データ プロセッサ パイプラインから Microsoft Fabric にデータを送信する

重要

Azure Arc によって有効にされる Azure IoT Operations Preview は、 現在プレビュー段階です。 運用環境ではこのプレビュー ソフトウェアを使わないでください。

ベータ版、プレビュー版、または一般提供としてまだリリースされていない Azure の機能に適用される法律条項については、「Microsoft Azure プレビューの追加使用条件」を参照してください。

Fabric Lakehouse の変換先を使用して、Azure IoT Data Processor プレビュー パイプラインから Microsoft Fabric のレイクハウスにデータを書き込みます。 変換先ステージで Parquet ファイルが Lakehouse に書き込まれ、データをデルタ テーブルで閲覧できます。 変換先ステージは、メッセージを Microsoft Fabric に送信する前にバッチ処理します。

前提条件

Microsoft Fabric の変換先パイプライン ステージを構成して使用するには、次のものが必要です。

Microsoft Fabric をセットアップする

データ パイプラインから Microsoft Fabric に書き込む前に、パイプラインからレイクハウスへのアクセス権を付与する必要があります。 サービス プリンシパルまたはマネージド ID を使用して、パイプラインを認証できます。 マネージド ID を使用する利点は、サービス プリンシパルのライフサイクルを管理する必要がないことです。 マネージド ID は Azure によって自動的に管理され、割り当てられているリソースのライフサイクルに関連付けられます。

レイクハウスへのサービス プリンシパルまたはマネージド ID アクセスを構成する前に、サービス プリンシパル認証を有効にします。

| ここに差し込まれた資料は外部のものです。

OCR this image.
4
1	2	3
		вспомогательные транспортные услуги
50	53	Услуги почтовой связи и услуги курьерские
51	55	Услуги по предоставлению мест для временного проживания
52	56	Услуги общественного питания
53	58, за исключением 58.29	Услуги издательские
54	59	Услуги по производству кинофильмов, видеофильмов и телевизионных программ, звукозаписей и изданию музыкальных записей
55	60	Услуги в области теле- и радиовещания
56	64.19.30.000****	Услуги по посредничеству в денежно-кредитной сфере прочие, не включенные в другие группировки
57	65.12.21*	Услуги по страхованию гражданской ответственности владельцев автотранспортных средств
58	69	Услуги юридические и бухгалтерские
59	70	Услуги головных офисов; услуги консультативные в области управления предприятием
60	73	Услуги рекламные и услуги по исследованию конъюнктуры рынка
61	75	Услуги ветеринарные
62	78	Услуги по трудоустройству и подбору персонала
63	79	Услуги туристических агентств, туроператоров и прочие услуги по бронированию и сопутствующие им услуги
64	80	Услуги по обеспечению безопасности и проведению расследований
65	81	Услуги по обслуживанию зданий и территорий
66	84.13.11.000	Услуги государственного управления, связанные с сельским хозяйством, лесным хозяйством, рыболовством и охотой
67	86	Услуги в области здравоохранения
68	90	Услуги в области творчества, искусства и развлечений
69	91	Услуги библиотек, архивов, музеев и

クライアント シークレットを持つサービス プリンシパルを作成するには、次のようにします。

  1. サービス プリンシパルを作成するには、次の Azure CLI コマンドを使います。

    az ad sp create-for-rbac --name <YOUR_SP_NAME> 
    
  2. このコマンドの出力には、appIddisplayNamepasswordtenant が含まれます。 Microsoft Fabric などのクラウド リソースへのアクセスの構成、シークレットの作成、パイプラインの変換先の構成を行うときに使うので、これらの値を記録しておきます。

    {
        "appId": "<app-id>",
        "displayName": "<name>",
        "password": "<client-secret>",
        "tenant": "<tenant-id>"
    }
    

Microsoft Fabric ワークスペースにサービス プリンシパルを追加するには:

  1. ワークスペース ID と Lakehouse ID を書き留めます。 これらの値は、Lakehouse へのアクセスに使用する URL にあります。

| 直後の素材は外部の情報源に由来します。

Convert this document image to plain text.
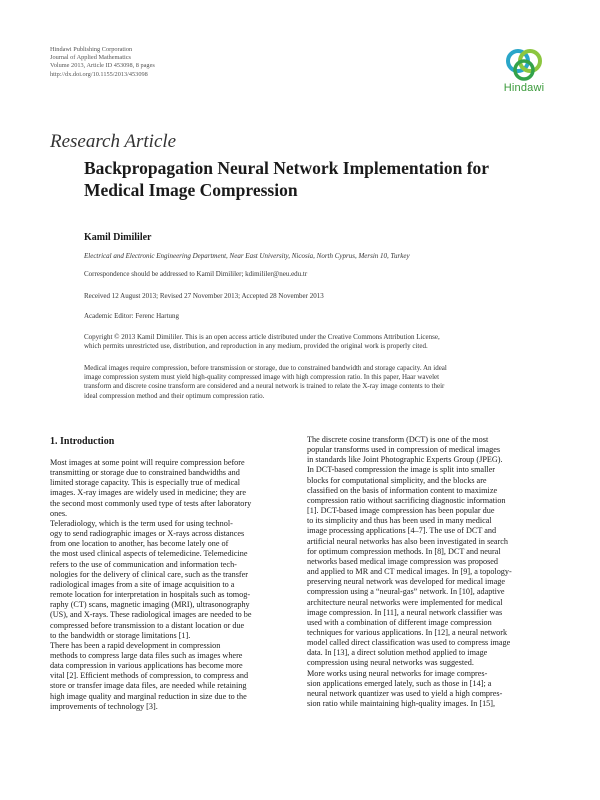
Hindawi Publishing Corporation
Journal of Applied Mathematics
Volume 2013, Article ID 453098, 8 pages
http://dx.doi.org/10.1155/2013/453098
Hindawi
Research Article
Backpropagation Neural Network Implementation for
Medical Image Compression
Kamil Dimililer
Electrical and Electronic Engineering Department, Near East University, Nicosia, North Cyprus, Mersin 10, Turkey
Correspondence should be addressed to Kamil Dimililer; kdimililer@neu.edu.tr
Received 12 August 2013; Revised 27 November 2013; Accepted 28 November 2013
Academic Editor: Ferenc Hartung
Copyright © 2013 Kamil Dimililer. This is an open access article distributed under the Creative Commons Attribution License,
which permits unrestricted use, distribution, and reproduction in any medium, provided the original work is properly cited.
Medical images require compression, before transmission or storage, due to constrained bandwidth and storage capacity. An ideal
image compression system must yield high-quality compressed image with high compression ratio. In this paper, Haar wavelet
transform and discrete cosine transform are considered and a neural network is trained to relate the X-ray image contents to their
ideal compression method and their optimum compression ratio.
1. Introduction
Most images at some point will require compression before
transmitting or storage due to constrained bandwidths and
limited storage capacity. This is especially true of medical
images. X-ray images are widely used in medicine; they are
the second most commonly used type of tests after laboratory
ones.
Teleradiology, which is the term used for using technol-
ogy to send radiographic images or X-rays across distances
from one location to another, has become lately one of
the most used clinical aspects of telemedicine. Telemedicine
refers to the use of communication and information tech-
nologies for the delivery of clinical care, such as the transfer
radiological images from a site of image acquisition to a
remote location for interpretation in hospitals such as tomog-
raphy (CT) scans, magnetic imaging (MRI), ultrasonography
(US), and X-rays. These radiological images are needed to be
compressed before transmission to a distant location or due
to the bandwidth or storage limitations [1].
There has been a rapid development in compression
methods to compress large data files such as images where
data compression in various applications has become more
vital [2]. Efficient methods of compression, to compress and
store or transfer image data files, are needed while retaining
high image quality and marginal reduction in size due to the
improvements of technology [3].
The discrete cosine transform (DCT) is one of the most
popular transforms used in compression of medical images
in standards like Joint Photographic Experts Group (JPEG).
In DCT-based compression the image is split into smaller
blocks for computational simplicity, and the blocks are
classified on the basis of information content to maximize
compression ratio without sacrificing diagnostic information
[1]. DCT-based image compression has been popular due
to its simplicity and thus has been used in many medical
image processing applications [4–7]. The use of DCT and
artificial neural networks has also been investigated in search
for optimum compression methods. In [8], DCT and neural
networks based medical image compression was proposed
and applied to MR and CT medical images. In [9], a topology-
preserving neural network was developed for medical image
compression using a “neural-gas” network. In [10], adaptive
architecture neural networks were implemented for medical
image compression. In [11], a neural network classifier was
used with a combination of different image compression
techniques for various applications. In [12], a neural network
model called direct classification was used to compress image
data. In [13], a direct solution method applied to image
compression using neural networks was suggested.
More works using neural networks for image compres-
sion applications emerged lately, such as those in [14]; a
neural network quantizer was used to yield a high compres-
sion ratio while maintaining high-quality images. In [15],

    https://msit.powerbi.com/groups/<your workspace ID>/lakehouses/<your lakehouse ID>?experience=data-engineering

  2. ワークスペースで、[アクセス管理] を選択します。

    [アクセスの管理] リンクの場所を示すスクリーンショット。

  3. [ユーザーまたはグループの追加] を選択します。

    ユーザーを追加する方法を示すスクリーンショット。

  4. サービス プリンシパルを名前で検索します。 入力を開始すると、一致するサービス プリンシパルの一覧が表示されます。 以前に作成したサービス プリンシパルを選択します。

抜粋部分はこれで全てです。